When we first meet Liusaidh (Karen Gillan), she’s already committed to giving herself over to excess and self-destruction. Stunned from the loss of her best friend, Alistair (Matthew Beard), Liusaidh is looking for any way to drown the pain. Blending drugs, drinks and a string of meaningless one night stands, her life becomes one long blur of regret and devastation. Still, as memories of Alistair continue to consume her, she can’t help but be tethered to the fleeting moments of connection all around her. As she works through the pain, it becomes clear that she has in important choice to make.
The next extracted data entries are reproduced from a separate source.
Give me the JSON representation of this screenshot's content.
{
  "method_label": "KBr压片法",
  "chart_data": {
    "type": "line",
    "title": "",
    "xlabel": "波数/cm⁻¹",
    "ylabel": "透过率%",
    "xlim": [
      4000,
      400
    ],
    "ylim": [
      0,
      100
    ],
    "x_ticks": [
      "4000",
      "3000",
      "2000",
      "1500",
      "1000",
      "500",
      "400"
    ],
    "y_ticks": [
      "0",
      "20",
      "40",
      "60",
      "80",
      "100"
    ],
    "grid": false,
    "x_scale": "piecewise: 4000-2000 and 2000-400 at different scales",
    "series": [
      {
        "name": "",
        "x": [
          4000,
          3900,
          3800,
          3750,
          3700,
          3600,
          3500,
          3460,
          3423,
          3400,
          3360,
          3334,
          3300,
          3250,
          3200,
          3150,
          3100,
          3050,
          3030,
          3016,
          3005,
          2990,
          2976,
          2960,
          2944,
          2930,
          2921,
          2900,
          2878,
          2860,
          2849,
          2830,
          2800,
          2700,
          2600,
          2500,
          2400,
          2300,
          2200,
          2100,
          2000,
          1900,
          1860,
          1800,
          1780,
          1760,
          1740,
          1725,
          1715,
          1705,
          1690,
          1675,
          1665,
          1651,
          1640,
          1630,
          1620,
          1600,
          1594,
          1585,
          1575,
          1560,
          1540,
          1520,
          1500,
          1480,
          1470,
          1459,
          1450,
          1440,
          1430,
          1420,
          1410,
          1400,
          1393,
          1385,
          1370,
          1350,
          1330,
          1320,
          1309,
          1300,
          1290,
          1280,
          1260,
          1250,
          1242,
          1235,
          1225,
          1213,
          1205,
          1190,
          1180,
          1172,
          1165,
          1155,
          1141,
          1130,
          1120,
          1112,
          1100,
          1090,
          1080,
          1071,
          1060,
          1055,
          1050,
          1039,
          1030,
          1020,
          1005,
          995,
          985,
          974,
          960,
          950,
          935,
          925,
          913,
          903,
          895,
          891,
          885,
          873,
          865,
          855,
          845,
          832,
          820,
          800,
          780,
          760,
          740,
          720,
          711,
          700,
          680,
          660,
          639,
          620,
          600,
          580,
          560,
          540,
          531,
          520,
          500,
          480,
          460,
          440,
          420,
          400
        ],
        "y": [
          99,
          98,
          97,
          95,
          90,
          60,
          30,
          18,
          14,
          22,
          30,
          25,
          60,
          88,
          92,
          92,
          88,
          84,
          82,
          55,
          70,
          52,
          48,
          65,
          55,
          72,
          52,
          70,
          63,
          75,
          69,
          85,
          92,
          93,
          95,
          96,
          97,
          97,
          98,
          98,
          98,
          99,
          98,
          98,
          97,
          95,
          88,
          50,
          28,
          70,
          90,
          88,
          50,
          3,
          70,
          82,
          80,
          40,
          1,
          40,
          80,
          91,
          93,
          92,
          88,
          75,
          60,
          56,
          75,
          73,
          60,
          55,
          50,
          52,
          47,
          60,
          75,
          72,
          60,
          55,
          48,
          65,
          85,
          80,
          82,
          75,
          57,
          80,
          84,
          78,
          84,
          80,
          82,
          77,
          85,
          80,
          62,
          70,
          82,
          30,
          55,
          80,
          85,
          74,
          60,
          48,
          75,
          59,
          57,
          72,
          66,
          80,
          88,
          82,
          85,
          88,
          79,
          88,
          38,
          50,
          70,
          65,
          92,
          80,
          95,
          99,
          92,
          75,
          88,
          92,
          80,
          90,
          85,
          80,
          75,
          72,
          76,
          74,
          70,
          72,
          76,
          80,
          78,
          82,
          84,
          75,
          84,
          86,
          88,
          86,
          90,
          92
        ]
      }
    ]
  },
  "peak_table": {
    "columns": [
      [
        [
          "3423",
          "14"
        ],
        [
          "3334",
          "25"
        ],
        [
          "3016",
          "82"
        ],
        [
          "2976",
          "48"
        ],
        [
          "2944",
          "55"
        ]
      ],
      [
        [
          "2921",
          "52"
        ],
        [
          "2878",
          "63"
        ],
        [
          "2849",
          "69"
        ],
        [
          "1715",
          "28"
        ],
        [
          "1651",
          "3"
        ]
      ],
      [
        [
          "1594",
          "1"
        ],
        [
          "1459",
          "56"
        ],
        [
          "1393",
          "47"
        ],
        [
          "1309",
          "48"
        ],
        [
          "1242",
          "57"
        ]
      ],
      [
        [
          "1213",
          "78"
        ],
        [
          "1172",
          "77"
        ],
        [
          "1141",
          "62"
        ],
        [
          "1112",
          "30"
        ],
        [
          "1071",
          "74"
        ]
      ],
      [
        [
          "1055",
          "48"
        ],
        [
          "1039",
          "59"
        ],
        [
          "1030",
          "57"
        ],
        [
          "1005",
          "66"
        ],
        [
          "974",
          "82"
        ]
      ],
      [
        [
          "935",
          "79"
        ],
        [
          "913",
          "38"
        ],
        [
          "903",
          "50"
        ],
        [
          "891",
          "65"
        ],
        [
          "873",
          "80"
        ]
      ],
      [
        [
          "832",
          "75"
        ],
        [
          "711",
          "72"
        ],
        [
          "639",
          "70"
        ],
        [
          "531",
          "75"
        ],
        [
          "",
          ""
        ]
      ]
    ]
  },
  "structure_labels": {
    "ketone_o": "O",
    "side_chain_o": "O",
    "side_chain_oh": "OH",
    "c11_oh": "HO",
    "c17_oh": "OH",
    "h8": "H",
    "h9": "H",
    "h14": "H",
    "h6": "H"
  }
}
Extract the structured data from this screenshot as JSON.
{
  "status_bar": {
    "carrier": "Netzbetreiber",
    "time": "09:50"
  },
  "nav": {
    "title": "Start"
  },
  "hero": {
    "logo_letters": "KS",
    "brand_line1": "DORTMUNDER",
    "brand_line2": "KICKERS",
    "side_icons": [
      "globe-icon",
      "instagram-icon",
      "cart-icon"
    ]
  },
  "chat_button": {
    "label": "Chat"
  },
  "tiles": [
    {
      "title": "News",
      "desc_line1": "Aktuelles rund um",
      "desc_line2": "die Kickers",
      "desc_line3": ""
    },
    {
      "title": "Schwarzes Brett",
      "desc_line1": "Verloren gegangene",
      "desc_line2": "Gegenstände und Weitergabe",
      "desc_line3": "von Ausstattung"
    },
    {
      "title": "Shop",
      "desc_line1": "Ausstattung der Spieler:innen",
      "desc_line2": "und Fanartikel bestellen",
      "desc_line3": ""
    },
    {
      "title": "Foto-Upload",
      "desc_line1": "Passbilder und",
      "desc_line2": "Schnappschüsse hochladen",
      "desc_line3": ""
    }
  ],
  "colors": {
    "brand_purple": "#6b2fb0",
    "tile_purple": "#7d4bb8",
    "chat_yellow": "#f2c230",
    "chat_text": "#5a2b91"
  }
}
Despite the sensitivity and complexity of her subject matter, Gillan maintains a deft command of what’s at stake. Through and through, the film thrives in its anxious energy, contrasting intimate flashbacks with devastating snapshots of reality. The film flows effortlessly, never being bleak for the sake of it, but as a chance to explore the nature of connection in the modern world. Though he’s more like a ghost that lingers, Alistair’s story also gives enough weight to critique a culture that enables fear, hatred and all forms of repression. Through a few unlikely and spontaneous relationships, the story ultimately drives home the idea that we’re all in this together. No matter where we come from, or the ways we’ve decided to live our lives, we have a responsibility toward each other. If one of us falls, we all do. It’s this understated idea of compassion that sits below the surface of each scene, giving Liusaidh’s horrific spiral a genuine attempt at understanding.

Party's Just Beginning review Karen Gillan Lee Pace

By nature, the film sticks mostly to Liusaidh, giving the film’s small cast a chance to really shine. As the story’s focal point, Gillan’s Liusaidh never feels less than genuine. Gillan is unlike anything we’ve seen from her before, chasing after self-ruination and a mere few steps from oblivion. Gillan gives a measured performance, playing things understated and delivering the film’s subtle deadpan moments in a way that doesn’t overshadow the seriousness of it all. There’s a fine line to tread here, and Gillan navigates it in the most delicate way. As Alistair, and seen mostly through flashbacks, Matthew Beard makes the most of a limited role. He’s a conflicted character struggling with being honest to himself and those around him. Beard gives his role the respect it deserves, weathering the story’s homophobic threats with dignity in spite of his character’s doomed fate. He takes what’s usually a stereotype and makes us understand the struggle. On the side, Lee Pace and Ralph Riach add a bit of depth to the proceedings, showcasing two unlikely friendships for Liusaidh, each with their own set of hangups.

It turns out the Whoniverse and Marvel’s Cinematic Universe just weren’t big enough to contain star Karen Gillan. The Party’s Just Beginning is a defining moment for the multi-hyphenate. She comes at her subject matter in a way that’s urgent and sincere. Taking to her hometown of Inverness, Gillan’s film is as personal as it gets. It carries a homegrown feeling and a sobering look at isolation in the modern world. Though the film doesn’t go as deep as it could, Gillan’s work behind the camera amounts to a sincere effort that can’t be ignored. This is a film with feeling and purpose, proving an exciting platform for Gillan’s emerging talents.